Perkembangan jaman membuat konsumen saat ini lebih kritis dan pintar dalam memilah pangan yang akan dikonsumsi sehingga bukan aspek rasa enak saja yang menjadi pertimbangan pembelian namun juga mencakup pangan yang fungsional, praktis, dan dapat membantu kinerja. Ingridien pangan yang dapat memenuhi syarat permintaan konsumen ini dapat dipenuhi dengan sumber daya yang ada dalam negeri karena Indonesia memiliki potensi besar pada sektor ini. Purwiyatno mencontohkan, tokotrienol dan karoten yang laris manis dijual di pasaran dengan harga melambung. Komponen ini memiliki kemampuan antioksidan yang tinggi sehingga dapat menghambat proses oksidasi dalam tubuh penyebab berbagai macam penyakit degeneratif dan penuaan dini.

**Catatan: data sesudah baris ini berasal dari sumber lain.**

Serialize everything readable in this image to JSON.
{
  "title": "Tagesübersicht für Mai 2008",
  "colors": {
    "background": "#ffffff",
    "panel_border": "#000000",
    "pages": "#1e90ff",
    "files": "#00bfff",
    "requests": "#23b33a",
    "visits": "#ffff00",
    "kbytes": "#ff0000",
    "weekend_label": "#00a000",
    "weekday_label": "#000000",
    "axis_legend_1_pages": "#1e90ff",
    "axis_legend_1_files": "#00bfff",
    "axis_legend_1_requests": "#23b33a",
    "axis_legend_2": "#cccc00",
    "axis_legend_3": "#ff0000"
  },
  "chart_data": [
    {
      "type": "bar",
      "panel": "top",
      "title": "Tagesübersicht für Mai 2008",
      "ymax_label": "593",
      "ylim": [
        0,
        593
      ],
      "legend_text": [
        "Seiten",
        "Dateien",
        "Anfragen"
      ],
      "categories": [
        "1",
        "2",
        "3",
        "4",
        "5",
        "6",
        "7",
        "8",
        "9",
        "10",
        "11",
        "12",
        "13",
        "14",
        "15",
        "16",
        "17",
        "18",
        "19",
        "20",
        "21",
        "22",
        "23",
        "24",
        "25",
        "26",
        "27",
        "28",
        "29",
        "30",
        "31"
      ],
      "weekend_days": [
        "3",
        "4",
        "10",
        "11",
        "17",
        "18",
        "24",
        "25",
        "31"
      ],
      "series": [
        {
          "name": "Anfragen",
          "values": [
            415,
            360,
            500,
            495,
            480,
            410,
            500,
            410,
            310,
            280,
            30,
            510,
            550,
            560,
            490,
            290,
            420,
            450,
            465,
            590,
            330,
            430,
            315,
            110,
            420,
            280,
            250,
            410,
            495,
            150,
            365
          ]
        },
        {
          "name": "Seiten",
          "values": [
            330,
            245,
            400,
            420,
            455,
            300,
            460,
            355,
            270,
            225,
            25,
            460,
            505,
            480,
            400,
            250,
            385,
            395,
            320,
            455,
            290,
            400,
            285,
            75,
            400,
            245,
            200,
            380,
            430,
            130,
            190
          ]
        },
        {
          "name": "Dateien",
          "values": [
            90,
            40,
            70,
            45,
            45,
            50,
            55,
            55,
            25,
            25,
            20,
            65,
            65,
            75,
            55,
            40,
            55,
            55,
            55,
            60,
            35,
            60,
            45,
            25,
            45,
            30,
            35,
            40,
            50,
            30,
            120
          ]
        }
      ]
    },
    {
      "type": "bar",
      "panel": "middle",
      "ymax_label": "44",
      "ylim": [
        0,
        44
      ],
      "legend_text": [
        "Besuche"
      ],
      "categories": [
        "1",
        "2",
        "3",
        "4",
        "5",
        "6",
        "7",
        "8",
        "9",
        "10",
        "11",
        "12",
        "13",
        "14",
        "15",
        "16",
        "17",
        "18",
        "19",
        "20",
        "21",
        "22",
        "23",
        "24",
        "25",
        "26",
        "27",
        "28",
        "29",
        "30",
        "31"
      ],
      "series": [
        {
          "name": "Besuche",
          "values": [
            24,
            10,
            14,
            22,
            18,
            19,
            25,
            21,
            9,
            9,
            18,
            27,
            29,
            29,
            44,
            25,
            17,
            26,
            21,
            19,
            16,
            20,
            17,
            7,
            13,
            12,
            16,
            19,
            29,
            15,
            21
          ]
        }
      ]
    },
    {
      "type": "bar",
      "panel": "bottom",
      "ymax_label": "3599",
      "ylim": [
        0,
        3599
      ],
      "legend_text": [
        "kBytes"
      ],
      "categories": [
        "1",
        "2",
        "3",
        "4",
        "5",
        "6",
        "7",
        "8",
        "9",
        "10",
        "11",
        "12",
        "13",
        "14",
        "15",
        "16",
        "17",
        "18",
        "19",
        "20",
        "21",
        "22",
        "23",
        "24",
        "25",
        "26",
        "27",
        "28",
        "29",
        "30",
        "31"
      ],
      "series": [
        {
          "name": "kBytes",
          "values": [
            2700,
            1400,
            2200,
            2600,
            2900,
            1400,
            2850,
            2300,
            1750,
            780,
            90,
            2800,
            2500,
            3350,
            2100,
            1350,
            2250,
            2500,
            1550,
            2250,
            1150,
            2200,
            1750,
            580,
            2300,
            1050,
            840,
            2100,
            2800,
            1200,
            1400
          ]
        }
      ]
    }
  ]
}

Biasanya karoten di pasaran diekstrak dari wortel dengan 400 mikrogram RE/100 g edible portion. Padahal Indonesia memiliki sumber ingridien pangan lain dengan kandungan karoten yang jauh lebih tinggi yaitu minyak sawit kasar (Crude Palm Oil) sebesar 6000-7000 mikrogram RE/100 g edible portion dan buah merah (Pandanus conoideus) yang lebih tinggi lagi yaitu 99000-123000 mikrogram RE/100 g edible portion.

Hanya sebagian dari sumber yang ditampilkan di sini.